The time of population collapse will occur before that date, because when food starts running out there will be social turmoil such as we have never witnessed, and so we have no conception how our social institutions will hold up. But it seems unlikely that population reduction will be an orderly process controlled by human laws. I am not recommending population restrictions at the present time, because it is obvious that we have already overshot Earth’s carrying capacity and with a life expectancy of seventy plus years people already alive will witness the end of abundance and the days not just of scarcity but years of near absence of necessities. Even if there was not a single new child born for ten years this collapse will be upon us because the people already alive will eat up all of the consumables. It is a grim picture, and I hope I am wrong, but with the population already existing able to consume what remains, the hope of an orderly solution seems forlorn, and with the population still doubling in forty years and refusing to even consider it as a problem, let alone confront the issue, there seems little reason to expect anything but nature to intervene and solve the problem of human success and excess.

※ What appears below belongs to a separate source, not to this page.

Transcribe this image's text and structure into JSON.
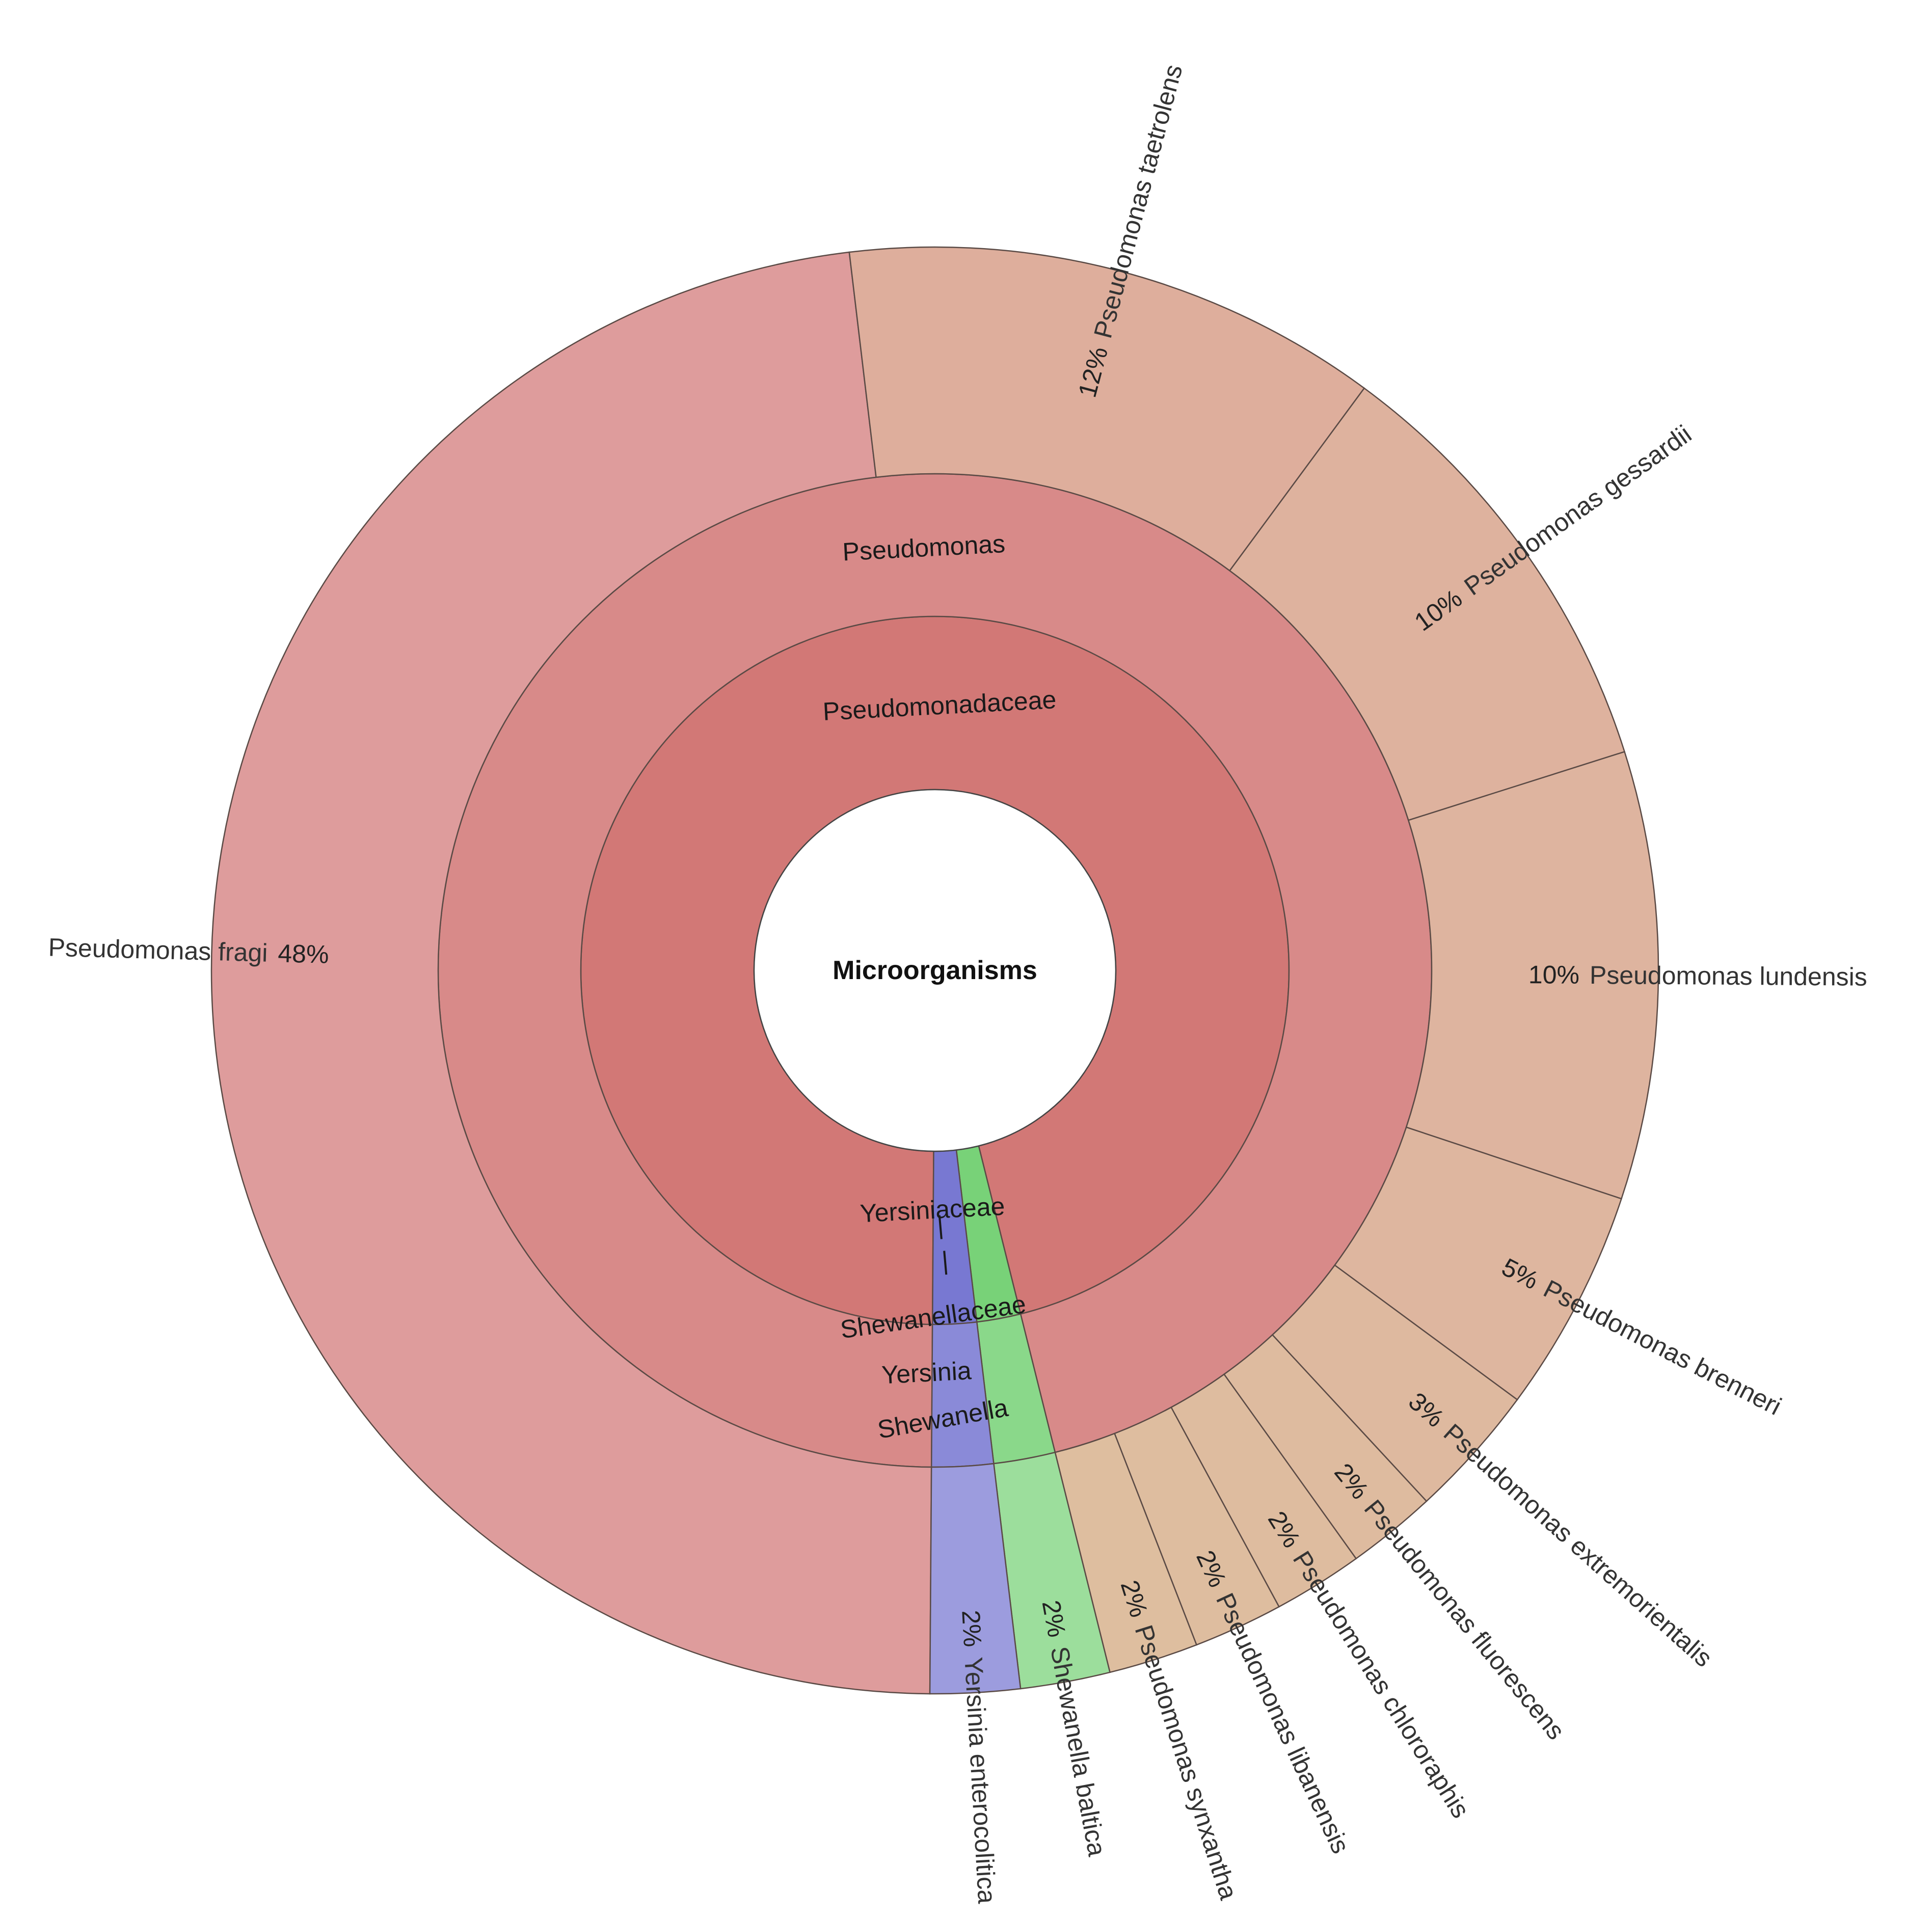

The basic problem is that individuals have been seeing humanity’s problems as a ramped-up example of personal problems. They have poisoned their habits of thinking into a mind set where there will be solutions found to these problems, because their experience has shown that, in a well ordered society, problems always have a fix. Up until 1800, when Malthus was developing his famous population theory, humans had been living in a dynamic balance where periodic famines weakened the population and then the people succumbed to diseases which were usually accommodated to by a healthy body. Then with diseased people around to form a reservoir for the various diseases to sustain themselves, there would be a great die off from the period of exhaustion and loss of spiritual vigor. Then as things got better the survivors would repopulate the land as quickly as possible, before some other group of people came in and took over.

Periodic famine is a natural condition, but it’s one which Americans haven’t even come close to since 1816, the year without a summer. The world in 2011 has such good food distribution systems that the only famines have been essentially war caused, a way of killing opponents, and the victims might be considered battle causalities. But in a large self-contained literate culture there are written records of numerous famines. One emperor was quoted as saying, “The worst thing about being Emperor is that during a famine, I must decide which large group of good people among my subjects are to get food and which must be left to starve.”

The poison in modern thinking is that everyone has the absolute right to have as many children as they want, and everyone has the absolute right to all the food they want. If that were up to a vote I would be for it, but Mother Nature says no. I am reminded of Abraham Lincoln’s famous consultation with his cabinet, where they all voted against some proposal. “Twelve Nays one Yea, the Yeas have it.” In this case with Mother Nature standing in for Lincoln, it would be

“Seven billion Yeas and one Nay, the nays have it.”